Wednesday, March 24, 2010

Threatened strike at Passport Office, CPSU set to blockade foreign travel

2010 03 24_4042_edited-1 The Civil and Public Service Union, in issuing protective strike notice, better prepare for a long, bitter, costly and intransigent strike if that is where they are headed. No democracy would tolerate a government caving into the anarchy and subversion perpetrated by their members at the Passport Office in recent times. The notion of paying people, who enjoy secure State-guaranteed employment, in full, while their disruption continues is irresponsible and tantamount to the larceny of taxpayers’ money.

The CPSU and their fellow travellers in fantasy-world believe they can, with impunity, inflict gross and intolerable inconvenience and disruption on fellow citizens to avoid pay cuts the cost of which would be paid for by the same people that are waiting in line for hours on end to obtain a passport and through the very great sacrifices of many others who are as brutally squeezed economically as these people.

There is not a segment in our society whose economic wellbeing has not been mutilated by the consequences of appalling economic mismanagement, incompetence and, possibly, criminal behaviour. Is the response of the great proponents of social solidarity now based on the principle that those with the greatest capacity to blackmail and blackguard are to achieve the greatest comparative advantage?
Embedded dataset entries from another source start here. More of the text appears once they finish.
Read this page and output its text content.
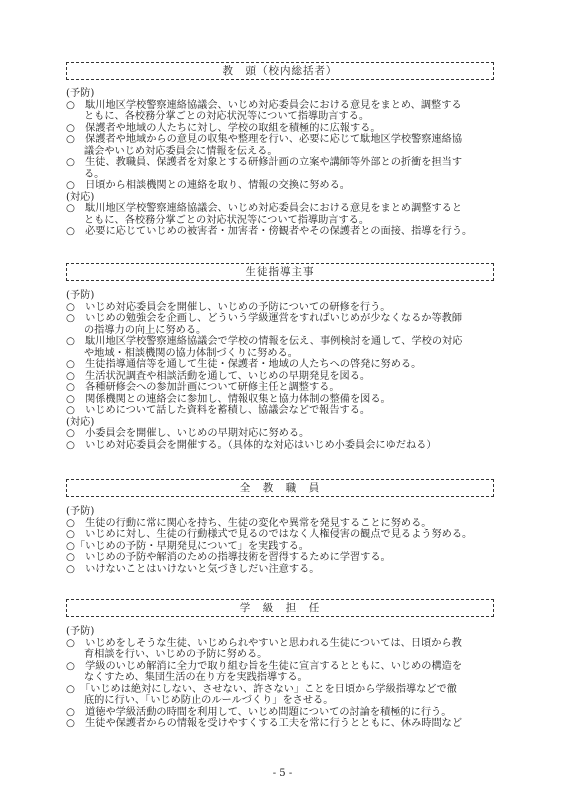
教　頭（校内総括者）
(予防)
○　駄川地区学校警察連絡協議会、いじめ対応委員会における意見をまとめ、調整する
ともに、各校務分掌ごとの対応状況等について指導助言する。
○　保護者や地域の人たちに対し、学校の取組を積極的に広報する。
○　保護者や地域からの意見の収集や整理を行い、必要に応じて駄地区学校警察連絡協
議会やいじめ対応委員会に情報を伝える。
○　生徒、教職員、保護者を対象とする研修計画の立案や講師等外部との折衝を担当す
る。
○　日頃から相談機関との連絡を取り、情報の交換に努める。
(対応)
○　駄川地区学校警察連絡協議会、いじめ対応委員会における意見をまとめ調整すると
ともに、各校務分掌ごとの対応状況等について指導助言する。
○　必要に応じていじめの被害者・加害者・傍観者やその保護者との面接、指導を行う。
生徒指導主事
(予防)
○　いじめ対応委員会を開催し、いじめの予防についての研修を行う。
○　いじめの勉強会を企画し、どういう学級運営をすればいじめが少なくなるか等教師
の指導力の向上に努める。
○　駄川地区学校警察連絡協議会で学校の情報を伝え、事例検討を通して、学校の対応
や地域・相談機関の協力体制づくりに努める。
○　生徒指導通信等を通して生徒・保護者・地域の人たちへの啓発に努める。
○　生活状況調査や相談活動を通して、いじめの早期発見を図る。
○　各種研修会への参加計画について研修主任と調整する。
○　関係機関との連絡会に参加し、情報収集と協力体制の整備を図る。
○　いじめについて話した資料を蓄積し、協議会などで報告する。
(対応)
○　小委員会を開催し、いじめの早期対応に努める。
○　いじめ対応委員会を開催する。（具体的な対応はいじめ小委員会にゆだねる）
全　教　職　員
(予防)
○　生徒の行動に常に関心を持ち、生徒の変化や異常を発見することに努める。
○　いじめに対し、生徒の行動様式で見るのではなく人権侵害の観点で見るよう努める。
○「いじめの予防・早期発見について」を実践する。
○　いじめの予防や解消のための指導技術を習得するために学習する。
○　いけないことはいけないと気づきしだい注意する。
学　級　担　任
(予防)
○　いじめをしそうな生徒、いじめられやすいと思われる生徒については、日頃から教
育相談を行い、いじめの予防に努める。
○　学級のいじめ解消に全力で取り組む旨を生徒に宣言するとともに、いじめの構造を
なくすため、集団生活の在り方を実践指導する。
○　「いじめは絶対にしない、させない、許さない」ことを日頃から学級指導などで徹
底的に行い、「いじめ防止のルールづくり」をさせる。
○　道徳や学級活動の時間を利用して、いじめ問題についての討論を積極的に行う。
○　生徒や保護者からの情報を受けやすくする工夫を常に行うとともに、休み時間など
- 5 -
It is high time that the Government realise that they have been elected to govern. That obligation takes precedence over the pillow talk in Government Buildings carried on under the auspices of the social partnership process, an obsolete initiative, that is now simply intended to make unions leaders appear to be effective.

The achievement of a smart, innovative economy requires the enhancement of labour cost competitiveness and improving the ranking of Ireland higher than its current 26th place in the EU-27. That is not achievable on a foundation of workplace chaos, outmoded practices and dysfunctional stunts which are most assuredly the express route to Third World living standards from which it maybe extremely difficult to recover.
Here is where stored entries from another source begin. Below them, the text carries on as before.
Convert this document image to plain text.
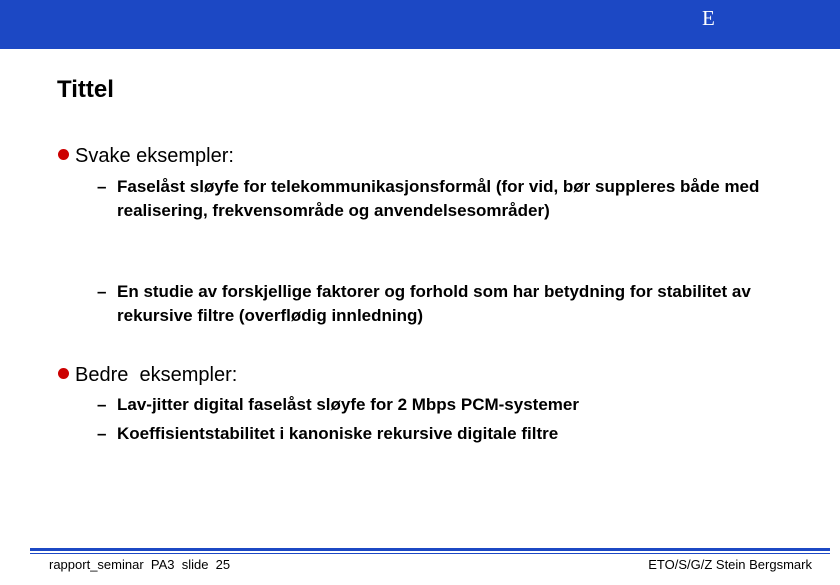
E
Tittel
Svake eksempler:
– Faselåst sløyfe for telekommunikasjonsformål (for vid, bør suppleres både med realisering, frekvensområde og anvendelsesområder)
– En studie av forskjellige faktorer og forhold som har betydning for stabilitet av rekursive filtre (overflødig innledning)
Bedre  eksempler:
– Lav-jitter digital faselåst sløyfe for 2 Mbps PCM-systemer
– Koeffisientstabilitet i kanoniske rekursive digitale filtre
rapport_seminar  PA3  slide  25	ETO/S/G/Z Stein Bergsmark
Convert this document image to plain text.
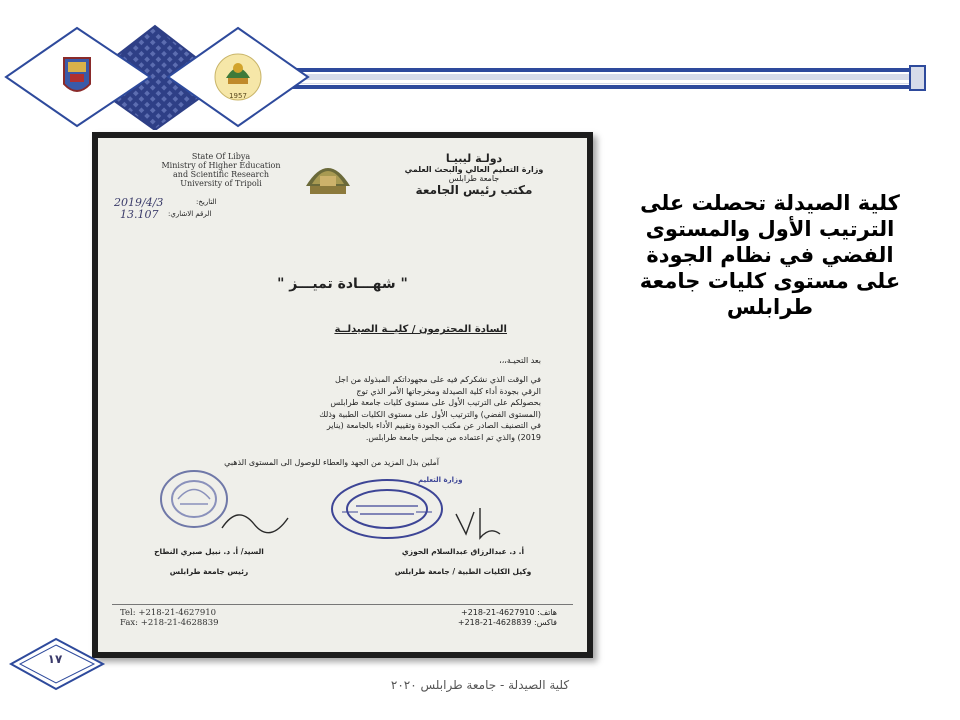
1957
State Of Libya
Ministry of Higher Education
and Scientific Research
University of Tripoli
2019/4/3	التاريخ:
13.107 الرقم الاشاري:
دولـة ليبيـا
وزارة التعليم العالي والبحث العلمي
جامعة طرابلس
مكتب رئيس الجامعة
" شهـــادة تميـــز "
السادة المحترمون / كليــة الصيدلــة
بعد التحيـة،،،
في الوقت الذي نشكركم فيه على مجهوداتكم المبذولة من اجل
الرقي بجودة أداء كلية الصيدلة ومخرجاتها الأمر الذي توج
بحصولكم على الترتيب الأول على مستوى كليات جامعة طرابلس
(المستوى الفضي) والترتيب الأول على مستوى الكليات الطبية وذلك
في التصنيف الصادر عن مكتب الجودة وتقييم الأداء بالجامعة (يناير
2019) والذي تم اعتماده من مجلس جامعة طرابلس.
آملين بذل المزيد من الجهد والعطاء للوصول الى المستوى الذهبي
وزارة التعليم
السيد/ أ. د. نبيل صبري النطاح
رئيس جامعة طرابلس
أ. د. عبدالرزاق عبدالسلام الحوزي
وكيل الكليات الطبية / جامعة طرابلس
Tel: +218-21-4627910
Fax: +218-21-4628839
هاتف: 4627910-21-218+
فاكس: 4628839-21-218+
كلية الصيدلة تحصلت على الترتيب الأول والمستوى الفضي في نظام الجودة على مستوى كليات جامعة طرابلس
١٧
كلية الصيدلة - جامعة طرابلس ٢٠٢٠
In the meantime – the unions’ will decide which Irish citizens can freely travel outside the country and who cannot.  Some of you thought that the 1994 ‘X Case’ which denied a 14-year old the right to travel to Britain to have an abortion and which brought down the Albert Reynolds Government was restrictive.  We are now about to experience the same level of individual freedom as the citizens of North Korea.  To hell with the impact on international trade, employment opportunities outside Ireland, and, of course leisure pursuits.  You will now defer to some dandruff-infested CPSU member who will determine if and when you travel.